Data of the Dead Assignment: This is a last will and testament blog entry for The Wire character Bodie Broadus ….inspired by the ds106 assignment worth 3 stars
Time: 9:09 p.m.
Will and Testament
Today is my last day too live.. I have been thinking a lot about my brother James and what he may have thought about all that is going on in my life.
Stringer sent me on a mission today….I set up shop around 5th avenue and the usual corner. I put the boys up on what would be going down the usual bag, tag and deal with the local crack heads.
All of a sudden shots pop off and I end up dropping towards the ground. Nearby I had seen a young girl and her baby…damn yo that baby couldn’t have been but 2 years old. I look up to see the front of her white dress covered in blood….and to see her sobbing…it looked like the baby was shot in the head. I think to myself this life is fucked up….I mean it’s all in the game yo right? But some part of me ..it just doesn’t sit well with me.
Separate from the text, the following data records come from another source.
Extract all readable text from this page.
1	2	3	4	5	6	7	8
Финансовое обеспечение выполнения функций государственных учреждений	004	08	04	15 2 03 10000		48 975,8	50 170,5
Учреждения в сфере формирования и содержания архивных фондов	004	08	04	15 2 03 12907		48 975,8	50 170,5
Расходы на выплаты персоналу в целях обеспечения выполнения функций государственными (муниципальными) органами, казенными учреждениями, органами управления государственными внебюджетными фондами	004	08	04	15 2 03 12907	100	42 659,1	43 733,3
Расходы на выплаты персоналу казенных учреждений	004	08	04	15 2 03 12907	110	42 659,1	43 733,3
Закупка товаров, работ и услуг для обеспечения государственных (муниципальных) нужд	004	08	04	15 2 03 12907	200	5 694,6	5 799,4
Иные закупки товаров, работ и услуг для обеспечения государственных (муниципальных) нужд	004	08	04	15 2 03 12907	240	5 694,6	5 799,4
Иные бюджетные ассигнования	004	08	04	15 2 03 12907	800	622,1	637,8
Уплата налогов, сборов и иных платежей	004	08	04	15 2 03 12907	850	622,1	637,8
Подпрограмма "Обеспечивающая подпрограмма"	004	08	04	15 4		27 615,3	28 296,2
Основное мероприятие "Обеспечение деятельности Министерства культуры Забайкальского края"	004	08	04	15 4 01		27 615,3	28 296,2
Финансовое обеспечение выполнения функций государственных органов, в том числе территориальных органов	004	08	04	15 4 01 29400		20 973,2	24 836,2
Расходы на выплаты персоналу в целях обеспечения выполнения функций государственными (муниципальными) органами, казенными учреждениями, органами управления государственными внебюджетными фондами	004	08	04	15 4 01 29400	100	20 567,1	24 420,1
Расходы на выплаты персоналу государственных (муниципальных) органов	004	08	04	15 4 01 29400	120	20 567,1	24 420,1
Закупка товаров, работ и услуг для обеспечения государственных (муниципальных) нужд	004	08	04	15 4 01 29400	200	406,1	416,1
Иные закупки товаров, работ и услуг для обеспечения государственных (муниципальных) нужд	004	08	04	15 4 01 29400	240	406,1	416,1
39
I saw my brother James killed in cold blood. I remember him lying face down in a pool of his own blood, with bullet holes riddled in of his shirt. I don’t want that to be me.
I have a safety deposit box stashed in Baltimore with my local bank. This online blog entry is to serve as my last will and testament. I have at least $40,000 in this deposit box and I would like my grandmother to have this, I know it sounds crazy but this woman has raised me as her own since I was little…and I know that she would do right by me.
And in all honesty I want to be remembered as a man..not as some drug dealer because to be honest that is not my legacy.